CMS investing $1.8B to fund 1,000 new residency slots, the largest increase in 25 years
The Centers for Medicare & Medicaid Services is investing $1.8 billion to fund 1,000 new physician residency slots, the largest such increase in 25 years, officials announced Friday.
CMS will target its dollars toward hospitals that serve rural and underserved communities with an eye toward improving health equity. The feds plan to phase-in the additions, adding 200 residency slots annually over the next five years.
Administrator Chiquita Brooks-LaSure said the Consolidated Appropriations Act of 2021, passed by Congress in late 2020, has created “tremendous opportunity” to begin addressing inequities in medicine.
“CMS recognizes the importance of encouraging more health professionals to work in rural and underserved areas, and the need to train and retain physicians to improve access to healthcare in these communities,” she said in a Dec. 17 statement.
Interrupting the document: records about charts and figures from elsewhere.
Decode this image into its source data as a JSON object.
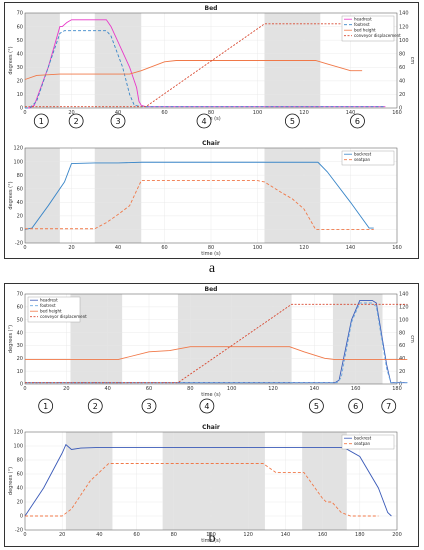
{
  "labels": {
    "a": "a",
    "b": "b"
  },
  "chart_data": [
    {
      "id": "a-bed",
      "type": "line",
      "title": "Bed",
      "xlabel": "time (s)",
      "ylabel": "degrees (°)",
      "y2label": "cm",
      "xlim": [
        0,
        160
      ],
      "ylim": [
        0,
        70
      ],
      "y2lim": [
        0,
        140
      ],
      "xticks": [
        0,
        20,
        40,
        60,
        80,
        100,
        120,
        140,
        160
      ],
      "yticks": [
        0,
        10,
        20,
        30,
        40,
        50,
        60,
        70
      ],
      "y2ticks": [
        0,
        20,
        40,
        60,
        80,
        100,
        120,
        140
      ],
      "grid": true,
      "legend": "top-right",
      "shaded": [
        [
          0,
          15
        ],
        [
          30,
          50
        ],
        [
          103,
          127
        ]
      ],
      "phases": [
        {
          "label": "1",
          "x": 7
        },
        {
          "label": "2",
          "x": 22
        },
        {
          "label": "3",
          "x": 40
        },
        {
          "label": "4",
          "x": 77
        },
        {
          "label": "5",
          "x": 115
        },
        {
          "label": "6",
          "x": 143
        }
      ],
      "series": [
        {
          "name": "headrest",
          "axis": "left",
          "color": "#e838c8",
          "dash": "",
          "x": [
            0,
            2,
            4,
            10,
            15,
            16,
            18,
            20,
            22,
            35,
            37,
            45,
            48,
            49,
            50,
            52,
            155
          ],
          "y": [
            0,
            0,
            2,
            30,
            60,
            60,
            63,
            65,
            65,
            65,
            60,
            30,
            15,
            5,
            2,
            1,
            1
          ]
        },
        {
          "name": "footrest",
          "axis": "left",
          "color": "#3a86c8",
          "dash": "3,2",
          "x": [
            0,
            2,
            5,
            10,
            15,
            17,
            20,
            35,
            37,
            42,
            45,
            47,
            50,
            155
          ],
          "y": [
            0,
            0,
            5,
            30,
            55,
            57,
            57,
            57,
            53,
            30,
            10,
            2,
            1,
            1
          ]
        },
        {
          "name": "bed height",
          "axis": "right",
          "color": "#f07848",
          "dash": "",
          "x": [
            0,
            5,
            15,
            30,
            45,
            50,
            60,
            65,
            125,
            130,
            140,
            145
          ],
          "y": [
            42,
            48,
            50,
            50,
            50,
            55,
            68,
            70,
            70,
            65,
            55,
            55
          ]
        },
        {
          "name": "conveyor displacement",
          "axis": "right",
          "color": "#d84830",
          "dash": "2,1.5",
          "x": [
            0,
            52,
            103,
            155
          ],
          "y": [
            2,
            2,
            124,
            124
          ]
        }
      ]
    },
    {
      "id": "a-chair",
      "type": "line",
      "title": "Chair",
      "xlabel": "time (s)",
      "ylabel": "degrees (°)",
      "xlim": [
        0,
        160
      ],
      "ylim": [
        -20,
        120
      ],
      "xticks": [
        0,
        20,
        40,
        60,
        80,
        100,
        120,
        140,
        160
      ],
      "yticks": [
        -20,
        0,
        20,
        40,
        60,
        80,
        100,
        120
      ],
      "grid": true,
      "legend": "top-right",
      "shaded": [
        [
          0,
          15
        ],
        [
          30,
          50
        ],
        [
          103,
          127
        ]
      ],
      "series": [
        {
          "name": "backrest",
          "axis": "left",
          "color": "#3a86c8",
          "dash": "",
          "x": [
            0,
            3,
            10,
            17,
            20,
            30,
            40,
            50,
            100,
            126,
            130,
            140,
            148,
            150
          ],
          "y": [
            0,
            2,
            35,
            70,
            97,
            98,
            98,
            99,
            99,
            99,
            85,
            40,
            2,
            2
          ]
        },
        {
          "name": "seatpan",
          "axis": "left",
          "color": "#f07848",
          "dash": "3,2",
          "x": [
            0,
            5,
            15,
            30,
            35,
            40,
            45,
            50,
            100,
            103,
            110,
            115,
            120,
            125,
            150
          ],
          "y": [
            1,
            1,
            1,
            1,
            10,
            22,
            35,
            72,
            72,
            70,
            55,
            45,
            30,
            0,
            0
          ]
        }
      ]
    },
    {
      "id": "b-bed",
      "type": "line",
      "title": "Bed",
      "xlabel": "time (s)",
      "ylabel": "degrees (°)",
      "y2label": "cm",
      "xlim": [
        0,
        180
      ],
      "ylim": [
        0,
        70
      ],
      "y2lim": [
        0,
        140
      ],
      "xticks": [
        0,
        20,
        40,
        60,
        80,
        100,
        120,
        140,
        160,
        180
      ],
      "yticks": [
        0,
        10,
        20,
        30,
        40,
        50,
        60,
        70
      ],
      "y2ticks": [
        0,
        20,
        40,
        60,
        80,
        100,
        120,
        140
      ],
      "grid": true,
      "legend": "top-left",
      "shaded": [
        [
          22,
          47
        ],
        [
          74,
          129
        ],
        [
          149,
          173
        ]
      ],
      "phases": [
        {
          "label": "1",
          "x": 10
        },
        {
          "label": "2",
          "x": 34
        },
        {
          "label": "3",
          "x": 60
        },
        {
          "label": "4",
          "x": 88
        },
        {
          "label": "5",
          "x": 141
        },
        {
          "label": "6",
          "x": 160
        },
        {
          "label": "7",
          "x": 176
        }
      ],
      "series": [
        {
          "name": "headrest",
          "axis": "left",
          "color": "#3a5ab8",
          "dash": "",
          "x": [
            0,
            150,
            152,
            158,
            162,
            168,
            170,
            175,
            177,
            185
          ],
          "y": [
            1,
            1,
            3,
            50,
            65,
            65,
            63,
            15,
            1,
            1
          ]
        },
        {
          "name": "footrest",
          "axis": "left",
          "color": "#6aa8e0",
          "dash": "3,2",
          "x": [
            0,
            151,
            153,
            158,
            162,
            168,
            170,
            175,
            177,
            185
          ],
          "y": [
            1,
            1,
            5,
            48,
            63,
            63,
            60,
            12,
            1,
            1
          ]
        },
        {
          "name": "bed height",
          "axis": "right",
          "color": "#f07848",
          "dash": "",
          "x": [
            0,
            45,
            50,
            60,
            70,
            80,
            128,
            135,
            145,
            150,
            185
          ],
          "y": [
            38,
            38,
            42,
            50,
            52,
            58,
            58,
            50,
            40,
            38,
            38
          ]
        },
        {
          "name": "conveyor displacement",
          "axis": "right",
          "color": "#d84830",
          "dash": "2,1.5",
          "x": [
            0,
            74,
            129,
            185
          ],
          "y": [
            2,
            2,
            124,
            124
          ]
        }
      ]
    },
    {
      "id": "b-chair",
      "type": "line",
      "title": "Chair",
      "xlabel": "time (s)",
      "ylabel": "degrees (°)",
      "xlim": [
        0,
        200
      ],
      "ylim": [
        -20,
        120
      ],
      "xticks": [
        0,
        20,
        40,
        60,
        80,
        100,
        120,
        140,
        160,
        180,
        200
      ],
      "yticks": [
        -20,
        0,
        20,
        40,
        60,
        80,
        100,
        120
      ],
      "grid": true,
      "legend": "top-right",
      "shaded": [
        [
          22,
          47
        ],
        [
          74,
          129
        ],
        [
          149,
          173
        ]
      ],
      "series": [
        {
          "name": "backrest",
          "axis": "left",
          "color": "#3a5ab8",
          "dash": "",
          "x": [
            0,
            10,
            20,
            22,
            25,
            30,
            40,
            170,
            172,
            180,
            190,
            195,
            197
          ],
          "y": [
            0,
            40,
            90,
            102,
            95,
            97,
            98,
            98,
            97,
            85,
            40,
            5,
            0
          ]
        },
        {
          "name": "seatpan",
          "axis": "left",
          "color": "#f07848",
          "dash": "3,2",
          "x": [
            0,
            20,
            25,
            30,
            35,
            45,
            128,
            135,
            150,
            160,
            162,
            165,
            170,
            175,
            190
          ],
          "y": [
            0,
            0,
            10,
            30,
            50,
            75,
            75,
            62,
            62,
            25,
            20,
            20,
            5,
            0,
            0
          ]
        }
      ]
    }
  ]
}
The feds are establishing policies to distribute the new residency slots through the 2022 Inpatient Prospective Payment System final rule. CMS said it plans to prioritize hospitals with training programs in areas demonstrating the greatest need for physicians. They’ll look to announce the first round of slots by Jan. 31, 2023, which will become effective by July 1 of that year.
Radiologists and lawmakers earlier this year had advocated for much larger numbers. The Resident Physician Shortage Act of 2021, introduced in the House in March, would have added 2,000 slots each year for a total of 14,000 positions by 2029. Advocates had hoped Congress would include the proposal in President Joe Biden’s signature legislation, the Build Back Better Act. But any advancement is now on hold until next year, with Sen. Joe Manchin, D-W.Va., withdrawing his support.
“The language directly addresses the growing physician shortage highlighted by the COVID-19 pandemic, which strained an already overburdened healthcare delivery system,” the American College of Radiology said in a Dec. 9 news update, urging its members to contact their senators to push the resolution past the finish line. “Increasing the number of residency slots would help alleviate some of that burden while securing a robust physician workforce for the challenges ahead.”